There is love in the stories, but not the romantic, hearts and flowers kind of love we’ve come to expect. Only in Miss Montana’s Wedding Day does Ward approach the traditional view of love as the bride rides down the aisle sitting side saddle astride a white horse and lassoing her groom with a golden rope while wearing a gown that is little more than a white meringue on steroids. It is our first introduction to Lola who has been invited to her ex-boyfriend’s wedding.
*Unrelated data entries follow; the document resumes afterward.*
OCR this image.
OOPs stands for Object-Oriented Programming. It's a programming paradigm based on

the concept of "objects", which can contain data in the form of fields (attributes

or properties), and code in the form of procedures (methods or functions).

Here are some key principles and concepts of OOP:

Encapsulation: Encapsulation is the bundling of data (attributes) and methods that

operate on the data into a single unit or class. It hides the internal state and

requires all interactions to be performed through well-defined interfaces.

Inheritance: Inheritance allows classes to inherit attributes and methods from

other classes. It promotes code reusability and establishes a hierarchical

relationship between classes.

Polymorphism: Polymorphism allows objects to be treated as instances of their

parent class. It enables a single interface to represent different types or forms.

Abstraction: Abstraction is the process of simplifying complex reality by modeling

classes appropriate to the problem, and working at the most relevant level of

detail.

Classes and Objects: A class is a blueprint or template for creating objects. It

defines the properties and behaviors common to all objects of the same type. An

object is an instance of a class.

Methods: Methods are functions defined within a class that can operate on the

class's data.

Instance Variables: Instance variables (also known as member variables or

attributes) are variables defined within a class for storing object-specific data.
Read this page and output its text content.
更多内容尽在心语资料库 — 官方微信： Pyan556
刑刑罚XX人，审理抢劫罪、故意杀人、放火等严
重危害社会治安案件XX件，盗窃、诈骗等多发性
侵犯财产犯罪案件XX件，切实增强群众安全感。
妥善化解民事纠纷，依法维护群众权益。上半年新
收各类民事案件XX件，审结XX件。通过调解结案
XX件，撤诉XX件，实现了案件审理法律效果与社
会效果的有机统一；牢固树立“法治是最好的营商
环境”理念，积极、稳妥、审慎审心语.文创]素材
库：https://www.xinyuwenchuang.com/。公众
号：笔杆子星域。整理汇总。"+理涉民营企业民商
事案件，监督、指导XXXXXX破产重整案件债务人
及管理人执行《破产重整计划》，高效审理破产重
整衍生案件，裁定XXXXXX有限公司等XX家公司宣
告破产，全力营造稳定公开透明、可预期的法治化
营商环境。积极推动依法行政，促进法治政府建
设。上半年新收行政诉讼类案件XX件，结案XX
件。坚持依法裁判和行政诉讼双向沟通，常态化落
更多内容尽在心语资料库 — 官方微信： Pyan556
Instead of traditional love, Ward offers reality in hearty doses with the kind of people found on every street corner and in every town. Each one reaches for love and ends up with diapers, breastfeeding, or videos of middle European babies offered for adoption to couples impatient for family. The dark thread that runs through all the stories is the cost of love, the demands of living with someone whose fears and excesses overwhelm their common sense and threaten to drag their spouses with them. It’s in the lies that we tell to protect the image of love and the brief happy moments when everything seems perfect. Love Stories in This Town is full of choices and chances, bright shining moments and moments when it seems that love is an impossibility to find and sustain. Instead of happily ever after, Ward shows us happy right now and maybe tomorrow in pithy glimpses and subtle strokes of insight that linger and make the reader think.
Butte as in Beautiful left me with more questions than answers, but Lola’s stories are the dirt-spattered gems that lift the collection out of the ordinary and show Ward’s observations at their clearest. Love Stories in This Town isn’t a happy collection, but it is an honest and bald-faced look from the inside and underbelly of love and life.